Kurban bayramı tatilinde  bebeğini evde tek başına bırakıp giden  Gölcük'lü öğretmen kadının (dünyaya getirmekle anne olunamayacağı gerçeğinden hareketle,anne diyemiyorum)haberi , insani duygulardan biraz olsun nasiplenmiş herkesi  üzdü,düşündürdü.   "Toplum olarak cinnet geçiriyoruz"  diyenler haksız değiller,diye düşünüyorum ben de... 

Adeta,  birileri geldi, içimizde insana özgü ne kadar güzel duygu varsa alıp götürdü. Onun yerine ; olabildiğince görgüsüzlük, bencillik, kabalık,  kabadayılık  gibi aslında özümüze  hiç uygun olmayan  vasıfları  koydu ve gitti. Bu ,  ne zaman, hangi arada oldu  anlayamadık bile... Sinsi bir şeytan gibi yavaş yavaş  içimize girip bizi bizden aldı.   Bir öğretmenin üstelik de  iyi bir aileden geldiği söylenilen bir öğretmen hanımın gayri meşru  bebeği oluyor.Evde bebeği bırakıp tatile çıkıyor, bir de" Onu  çok doyurup gitmiştim"  diye  akıllara durgunluk verecek şekilde kendini savunuyor...

Buraya kadar zaten , içimiz yeterince acıdı bu  dramdan.  Her ekranda görüşümüzde yüreğimiz burkuldu. Hem o günahsız yavrunun ağlamasını hiç kimsenin duymamış olmasına şaşırdık  hem de aramızda böylesi;  kaç  yüreksiz,yüzsüz, Allah'sız insanımız var  acaba diye geçirdik içimizden. 

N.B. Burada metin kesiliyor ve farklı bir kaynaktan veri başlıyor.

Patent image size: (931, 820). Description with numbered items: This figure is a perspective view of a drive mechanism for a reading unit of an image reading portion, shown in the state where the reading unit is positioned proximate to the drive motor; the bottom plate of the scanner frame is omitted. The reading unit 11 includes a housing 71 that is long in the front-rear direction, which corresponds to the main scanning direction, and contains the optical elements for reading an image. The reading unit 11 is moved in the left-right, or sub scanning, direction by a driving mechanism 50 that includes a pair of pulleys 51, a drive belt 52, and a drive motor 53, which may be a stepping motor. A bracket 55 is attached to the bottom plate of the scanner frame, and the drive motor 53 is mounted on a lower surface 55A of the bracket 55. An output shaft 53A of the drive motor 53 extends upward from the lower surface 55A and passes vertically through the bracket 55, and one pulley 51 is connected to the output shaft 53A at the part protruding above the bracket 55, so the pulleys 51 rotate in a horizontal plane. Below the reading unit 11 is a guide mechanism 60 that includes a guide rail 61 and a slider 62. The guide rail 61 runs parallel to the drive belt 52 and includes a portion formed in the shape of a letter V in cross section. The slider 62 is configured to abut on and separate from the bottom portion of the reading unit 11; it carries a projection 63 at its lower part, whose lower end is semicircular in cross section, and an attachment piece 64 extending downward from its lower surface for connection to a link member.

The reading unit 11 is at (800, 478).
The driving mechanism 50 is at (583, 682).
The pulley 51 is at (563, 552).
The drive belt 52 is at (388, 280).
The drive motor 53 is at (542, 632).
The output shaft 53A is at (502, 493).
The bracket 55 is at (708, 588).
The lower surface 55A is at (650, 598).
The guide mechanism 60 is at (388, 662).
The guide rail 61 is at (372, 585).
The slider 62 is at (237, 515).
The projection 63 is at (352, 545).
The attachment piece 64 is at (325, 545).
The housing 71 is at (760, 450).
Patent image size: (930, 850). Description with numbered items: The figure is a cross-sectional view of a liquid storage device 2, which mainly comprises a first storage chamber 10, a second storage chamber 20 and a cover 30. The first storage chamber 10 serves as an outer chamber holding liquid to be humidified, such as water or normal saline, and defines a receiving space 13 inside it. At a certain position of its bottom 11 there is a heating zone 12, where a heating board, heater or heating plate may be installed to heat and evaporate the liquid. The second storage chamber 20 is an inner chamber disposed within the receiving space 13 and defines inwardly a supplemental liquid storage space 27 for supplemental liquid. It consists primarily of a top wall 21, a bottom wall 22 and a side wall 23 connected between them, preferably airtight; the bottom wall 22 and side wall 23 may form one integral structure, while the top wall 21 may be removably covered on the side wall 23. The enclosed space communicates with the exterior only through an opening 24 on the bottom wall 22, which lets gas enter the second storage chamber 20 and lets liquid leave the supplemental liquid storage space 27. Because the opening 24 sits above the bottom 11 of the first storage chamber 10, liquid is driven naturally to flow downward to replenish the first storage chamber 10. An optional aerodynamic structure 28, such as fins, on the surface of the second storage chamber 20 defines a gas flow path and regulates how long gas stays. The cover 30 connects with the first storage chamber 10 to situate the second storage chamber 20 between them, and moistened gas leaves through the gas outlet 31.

Toplumdan  bir   olguyu, olayı aktardınız , yürekleri dağlama  işini  her zamanki gibi, uzata uzata tüm detayları ile vererek gayet başarılı bir şekilde! yaptınız,sevgili medyamız... Bebeğin cenaze törenini de; "hiç kimse gelmedi, halk toprağa verdi" diyerek duyurdunuz.  A mübarek televizyon haber dairesi sorumluları, çok sayın gazete patronları;   ya, siz hiç o insanların yerine kendinizi koymaz mısınız acaba...  Birgün sizin de başınıza  bu veya benzer  bir olay geldiğinde  ister misiniz  bir yakınınıza ait acının,  bu kadar detaylı anlatılmasını...  Berk bebeği,  kutunun  içine koymuşlar, yazarken bile zorlanıyorum...  Camii avlusunda...Bir de,  imam demez mi,  "haklarınızı helal ediyor musunuz" diye...  O  " kutu" yu  almış kucağında götürüyor,  sanırım imam...   Yapmayın yaaa...  Vazgeçin Allah aşkına acıyla beslenmekten...   Haberi hazırlayan da, sunan da,  sorumlular da   bu vebalin altındalar...  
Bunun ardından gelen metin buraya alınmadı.